Quanto ao terceiro grupo de normas enunciado, conteria ele as normas da Parte IV do Código (onde se integra o regime dos actos administrativos) as quais se entende terem “validade geral e vocação universal, pelo que se aplicam a todos os regulamentos, actos e contratos administrativos da nossa Administração Pública e aos respectivos procedimentos decisórios ou executivos, ainda que especialmente regulados” (DIOGO FREITAS DO AMARAL E OUTROS, Código do Procedimento Administrativo Anotado, 2ª ed., pg. 29; Para além dos autores citados, cfr., ainda, JOSÉ LUÍS ARAÚJO e JOÃO ABREU DA COSTA, Código do Procedimento Administrativo Anotado).

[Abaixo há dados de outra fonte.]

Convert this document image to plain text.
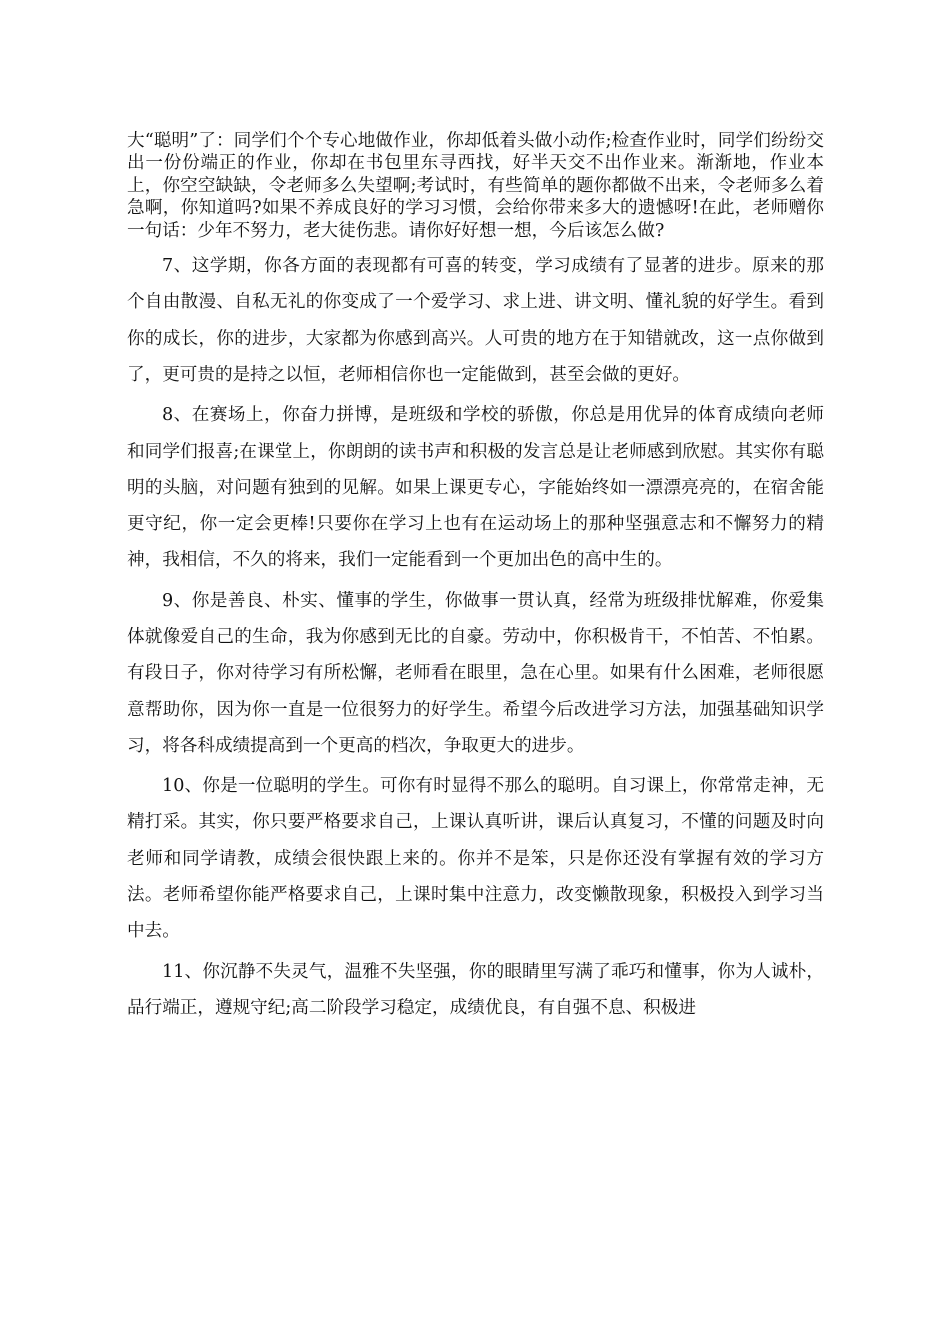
大“聪明”了：同学们个个专心地做作业，你却低着头做小动作;检查作业时，同学们纷纷交出一份份端正的作业，你却在书包里东寻西找，好半天交不出作业来。渐渐地，作业本上，你空空缺缺，令老师多么失望啊;考试时，有些简单的题你都做不出来，令老师多么着急啊，你知道吗?如果不养成良好的学习习惯，会给你带来多大的遗憾呀!在此，老师赠你一句话：少年不努力，老大徒伤悲。请你好好想一想，今后该怎么做?

7、这学期，你各方面的表现都有可喜的转变，学习成绩有了显著的进步。原来的那个自由散漫、自私无礼的你变成了一个爱学习、求上进、讲文明、懂礼貌的好学生。看到你的成长，你的进步，大家都为你感到高兴。人可贵的地方在于知错就改，这一点你做到了，更可贵的是持之以恒，老师相信你也一定能做到，甚至会做的更好。

8、在赛场上，你奋力拼博，是班级和学校的骄傲，你总是用优异的体育成绩向老师和同学们报喜;在课堂上，你朗朗的读书声和积极的发言总是让老师感到欣慰。其实你有聪明的头脑，对问题有独到的见解。如果上课更专心，字能始终如一漂漂亮亮的，在宿舍能更守纪，你一定会更棒!只要你在学习上也有在运动场上的那种坚强意志和不懈努力的精神，我相信，不久的将来，我们一定能看到一个更加出色的高中生的。

9、你是善良、朴实、懂事的学生，你做事一贯认真，经常为班级排忧解难，你爱集体就像爱自己的生命，我为你感到无比的自豪。劳动中，你积极肯干，不怕苦、不怕累。有段日子，你对待学习有所松懈，老师看在眼里，急在心里。如果有什么困难，老师很愿意帮助你，因为你一直是一位很努力的好学生。希望今后改进学习方法，加强基础知识学习，将各科成绩提高到一个更高的档次，争取更大的进步。

10、你是一位聪明的学生。可你有时显得不那么的聪明。自习课上，你常常走神，无精打采。其实，你只要严格要求自己，上课认真听讲，课后认真复习，不懂的问题及时向老师和同学请教，成绩会很快跟上来的。你并不是笨，只是你还没有掌握有效的学习方法。老师希望你能严格要求自己，上课时集中注意力，改变懒散现象，积极投入到学习当中去。

11、你沉静不失灵气，温雅不失坚强，你的眼睛里写满了乖巧和懂事，你为人诚朴，品行端正，遵规守纪;高二阶段学习稳定，成绩优良，有自强不息、积极进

5.2. Idêntica solução, agora no que toca especificamente à vigência do art.º 15.º do Decreto-Lei n.º 133/88, de 20 de Abril e do art.º 41.º, n.º 3 da Lei n.º 28/84, de 14 de Agosto, preconizou o Conselho Consultivo da Procuradoria-Geral da República, no Parecer n.º 38/92, votado na sessão de 10.3.93 (não homologado). Aí se conclui, na verdade, que:

“Um Código é, por natureza, um acto legislativo completo, esgotante, que procura regular exaustivamente e de forma exclusiva as matérias que constituem o seu objecto, pelo que na sua aprovação vai sempre ínsita a ideia de revogação em bloco de toda a legislação que até aí vigorava sobre a matéria;
Para se concluir pela revogação global de uma lei, não é necessário demonstrar a incompatibilidade específica de cada um dos seus normativos com o preceituado da nova lei, bastando que esta constitua uma nova disciplina genérica e global da matéria, não sendo exigível uma correspondência ponto por ponto;
O Código do Procedimento Administrativo, aprovado pelo Decreto-Lei n.º 442/91, de 15 de Novembro, inclui disposições em que se ressalva o disposto em lei especial, devendo entender-se, consequentemente, que, fora desses casos de ressalva, a disciplina do Código prevalece sobre as leis especiais anteriores”.

5.3.A posição supra descrita quanto ao âmbito de aplicação do Código foi, aliás, consagrada na recente alteração introduzida no preceito em causa pelo Decreto-Lei n.º 6/96, de 31 de Janeiro, num propósito de clarificação que se realça no respectivo preâmbulo.
6. Acresce a todo o exposto que a situação em análise merece atenção especial, em razão de critérios de humanidade, porquanto padecendo o reclamante de doença do foro psiquiátrico que inviabiliza a obtenção de emprego necessário ao preenchimento do prazo de garantia, não reúne os requisitos para a atribuição de pensão social, não obstante a débil situação económica em que se encontra.

Em face do exposto,RECOMENDO:

a V.ª Ex.ª a revogação, com fundamento em invalidade, do acto que revogou a atribuição de pensão de invalidez ao pensionista, retomando-se o pagamento e entregando-se ao interessado o valor das prestações não pagas desde Junho de 1995 até à data da regularização da questão.